元金均等返済は住宅金融支援機構の商品では以前から利用可能であったが、民間金融機関では最近になって元金均等返済が選択出来るようになった金融機関も少なくない。その名残もあって、民間金融機関では当たり前のように元利均等返済を前提に話が進む。また銀行にとって元利均等返済の方が利息を多く取ることが出来るからであるが、それは必ずしも借入人にとってメリットがあるというわけではない。審査基準ぎりぎりに借りようとしている人が元金均等返済を選択してしまうと、審査基準を超えてしまうことがある。しかし、利用できるようであれば元金均等返済の総返済額が少なくなるため、検討してみてほしい。どのくらいの差が出るのか、実際にシミュレーションを見てみよう。
(例)
借入金額 : 2,000万円
借入期間 : 35年
金利 : 年2.0%
【元利均等返済の場合】
毎月返済額 : 66,252円
年間返済額 : 795,024円
総返済額 : 27,825,861円
【元金均等返済の場合】
毎月返済額 : 80,952円
年間返済額 : 966,184円
総返済額 : 27,016,463円
初回返済額については元金均等返済の方が14,700円多い。そのため、審査が厳しくなるが、総返済額は元金均等返済の方が809,398円少なくなる。同じ金融機関、同じ金利方式を利用しても返済方法が違うだけで約80万円も総返済額に差が出てくるのだ。初回返済額を見て返済額が多いと感じるかもしれないが、元金均等返済の場合、2回目、3回目と返済して行くうちに毎月の返済額が少なくなって行く。

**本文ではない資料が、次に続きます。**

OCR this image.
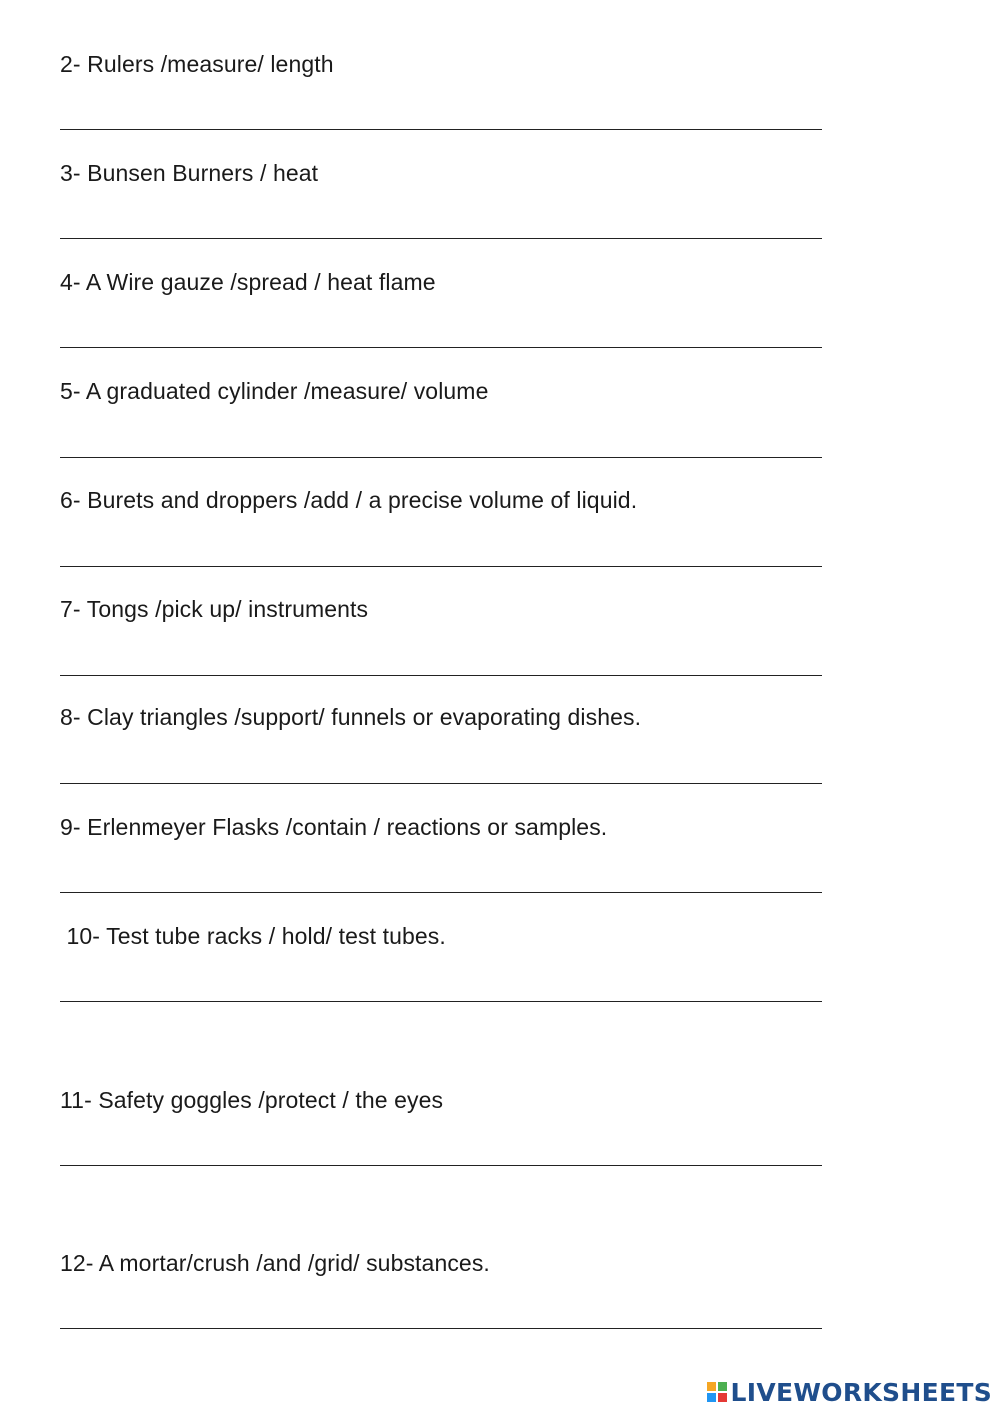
2- Rulers /measure/ length
3- Bunsen Burners / heat
4- A Wire gauze /spread / heat flame
5- A graduated cylinder /measure/ volume
6- Burets and droppers /add / a precise volume of liquid.
7- Tongs /pick up/ instruments
8- Clay triangles /support/ funnels or evaporating dishes.
9- Erlenmeyer Flasks /contain / reactions or samples.
10- Test tube racks / hold/ test tubes.
11- Safety goggles /protect / the eyes
12- A mortar/crush /and /grid/ substances.
LIVEWORKSHEETS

この返済方法は、契約後に変更することが出来ないので、契約前に金融機関で元金均等返済を選択出来るのか確認して欲しい。
2)金利方式について
住宅ローンの金利方式は主に3種類ある。変動リスクが高い順に、変動金利方式→固定金利選択方式→全期間固定金利方式があり、住宅ローンの契約時に希望する金利を選択出来る。
【変動金利方式】
名前の通り、住宅ローンの借入中金利が変動する可能性がある金利方式。年二回見直しが行われ、借入時の金利は固定金利選択方式、全期間固定金利方式よりも低く設定されている。借入期間中に金利が上昇した場合には当初固定金利を選択した時の金利よりも高くなることがある。今後、長い借入期間中の金利が上昇しないだろうと考える人におすすめの金利方式。住宅購入時の不動産会社や金融機関の窓口では変動金利を勧めてくることも多い。住宅ローンの金利一覧の中で一番低い金利であり、金利上昇局面にはその時点で固定金利に切り替えてしまえばリスクが少なくて済むという考え方だ。特に迷ってなかなか金利が決められない人はこの考えに押されてまずは変動金利でと選択してしまう。確かに、借入期間35年の人が変動金利を選択して金利がずっと変わらなかった場合、この金利方式を選択して良かったと心から思うことだろう。しかし、今後長い期間の中で金利がどのように変動するのかは誰にもわからない。年二回変動する可能性があるため、小まめに金利情勢をチェックしていないと気がついたら金利が上がっていたということもあるだろう。
【固定金利選択方式】
固定金利という名前が付くが、実は変動する可能性がある金利方式。当初2年、5年、10年、15年、20年などと固定金利期間を設け、その期間以上に借入期間が残っている場合には、その時点の変動金利方式、または固定金利選択方式を選び、返済額が見直される。この金利方式は、借入期間と全く同じ期間の年数を選ぶことが出来れば、場合によって低い金利で全期間固定出来るかもしれない。例えば、借入期間20年の人が固定金利選択方式の20年を選択した場合だ。この方式は、当初設定した固定金利期間の年数を経過すると金利が変動するため、当初の固定金利期間中に全て返済してしまえば全期間固定金利と同じになるからだ。しかし、借入期間35年の人が目先の金利が低いからと、固定金利選択方式の2年を選択した場合、残りの33年は当初借入から2年経過した後の金利の中から変動金利か固定金利選択方式を選択しなければならない。金利が上昇していなければ良いが、そうとは限らない。
【全期間固定金利方式】
当初借入時から最終返済日まで金利が変わらないため、金利変動リスクは無いが、当初借入時の金利が他の金利方式よりも高いことが多い。今後金利が上昇した場合には低い金利が借入期間中ずっと適用になって良かったと思うが、金利がさらに下がった場合には他の金利方式にすれば良かったと後悔するかもしれない。後者の場合には、借り換えという方法を使って金利を下げることも検討出来る。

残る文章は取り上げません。